As for the "final" non-final version of 19H2? That's weird.
I installed 18363.418 update since I'm in the "insider ring" or whatever you want to call it. After the install, a couple important apps stopped functioning (VMware Workstation fully borked, and Hyper-V isn't able to boot some of my VMs). I found the specific KB to fix it but I can't uninstall it unless I uninstall a whole dependency chain of KBs). Long story short, I rolled back to my last known "good".
You would think that Windows updates would work well and be tested properly on their own hardware, but Surface Book 2 owners got this update very late and then it managed to add yet another service that needs shutting down before the screen can be undocked or moved. Given the time it takes, it is easier to switch off, change screen orientation and then restart than find all the various services that need killed before the red button turns green. Of course then it doesn't detect that it is folded back on itself and you cannot use the keyboard and have to try and re-enable the on-screen keyboard, which doesn't work until you select accessibility at which point it tells you audibly that you've chosen to use that.
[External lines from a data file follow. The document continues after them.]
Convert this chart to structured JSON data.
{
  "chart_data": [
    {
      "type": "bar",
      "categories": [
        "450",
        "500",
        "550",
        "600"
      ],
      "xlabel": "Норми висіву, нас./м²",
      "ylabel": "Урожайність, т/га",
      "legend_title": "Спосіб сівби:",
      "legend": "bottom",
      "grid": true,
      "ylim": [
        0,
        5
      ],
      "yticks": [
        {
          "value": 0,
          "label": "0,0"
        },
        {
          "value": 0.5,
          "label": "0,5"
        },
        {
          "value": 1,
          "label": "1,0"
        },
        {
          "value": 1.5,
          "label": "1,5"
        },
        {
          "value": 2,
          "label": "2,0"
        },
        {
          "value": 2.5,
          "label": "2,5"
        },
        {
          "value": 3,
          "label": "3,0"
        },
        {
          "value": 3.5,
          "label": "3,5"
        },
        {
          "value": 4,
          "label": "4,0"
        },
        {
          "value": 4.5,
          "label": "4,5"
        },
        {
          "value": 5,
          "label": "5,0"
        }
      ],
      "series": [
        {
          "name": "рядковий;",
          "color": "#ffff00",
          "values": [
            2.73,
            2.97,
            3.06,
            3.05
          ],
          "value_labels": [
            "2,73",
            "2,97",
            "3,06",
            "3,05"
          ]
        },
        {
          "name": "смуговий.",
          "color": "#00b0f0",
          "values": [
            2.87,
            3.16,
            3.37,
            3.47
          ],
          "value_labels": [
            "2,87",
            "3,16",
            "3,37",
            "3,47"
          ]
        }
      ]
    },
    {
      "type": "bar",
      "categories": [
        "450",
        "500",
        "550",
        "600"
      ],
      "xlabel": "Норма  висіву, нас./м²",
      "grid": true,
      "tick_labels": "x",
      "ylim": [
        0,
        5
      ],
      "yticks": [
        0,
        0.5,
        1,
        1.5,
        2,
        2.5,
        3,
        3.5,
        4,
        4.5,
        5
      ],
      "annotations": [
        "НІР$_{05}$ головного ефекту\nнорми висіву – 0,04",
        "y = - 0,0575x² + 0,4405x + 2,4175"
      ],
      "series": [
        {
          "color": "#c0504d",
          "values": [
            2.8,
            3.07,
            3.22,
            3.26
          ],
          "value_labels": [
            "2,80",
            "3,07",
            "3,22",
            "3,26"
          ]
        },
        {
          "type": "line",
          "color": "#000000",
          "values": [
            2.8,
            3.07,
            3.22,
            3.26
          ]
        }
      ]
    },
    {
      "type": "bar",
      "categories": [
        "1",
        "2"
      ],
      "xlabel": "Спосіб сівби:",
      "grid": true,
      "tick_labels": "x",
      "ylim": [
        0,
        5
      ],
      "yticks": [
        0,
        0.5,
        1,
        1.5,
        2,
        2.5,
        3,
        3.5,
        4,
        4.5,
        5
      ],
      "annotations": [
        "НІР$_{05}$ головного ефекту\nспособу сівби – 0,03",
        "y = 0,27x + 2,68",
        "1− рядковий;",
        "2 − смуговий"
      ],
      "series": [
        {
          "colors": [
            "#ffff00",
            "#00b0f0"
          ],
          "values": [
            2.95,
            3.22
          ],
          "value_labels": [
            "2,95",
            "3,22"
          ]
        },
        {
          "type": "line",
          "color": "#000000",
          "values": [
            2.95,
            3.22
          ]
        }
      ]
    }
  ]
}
Does anyone at MS actually use their own equipment?
"Person choosing to run Fedora Rawhide encounters difficulties"
I'm on the Fast Ring as I want to be able to use WSL2, I signed up fully knowing I may encounter problems with beta software, and that's fine with me.
Being on the Fast Ring is a choice, and at the time of enabling this users are warned they may encounter instability and will receive frequent OS upgrades, such as this. I'm not sure where the scandal is here.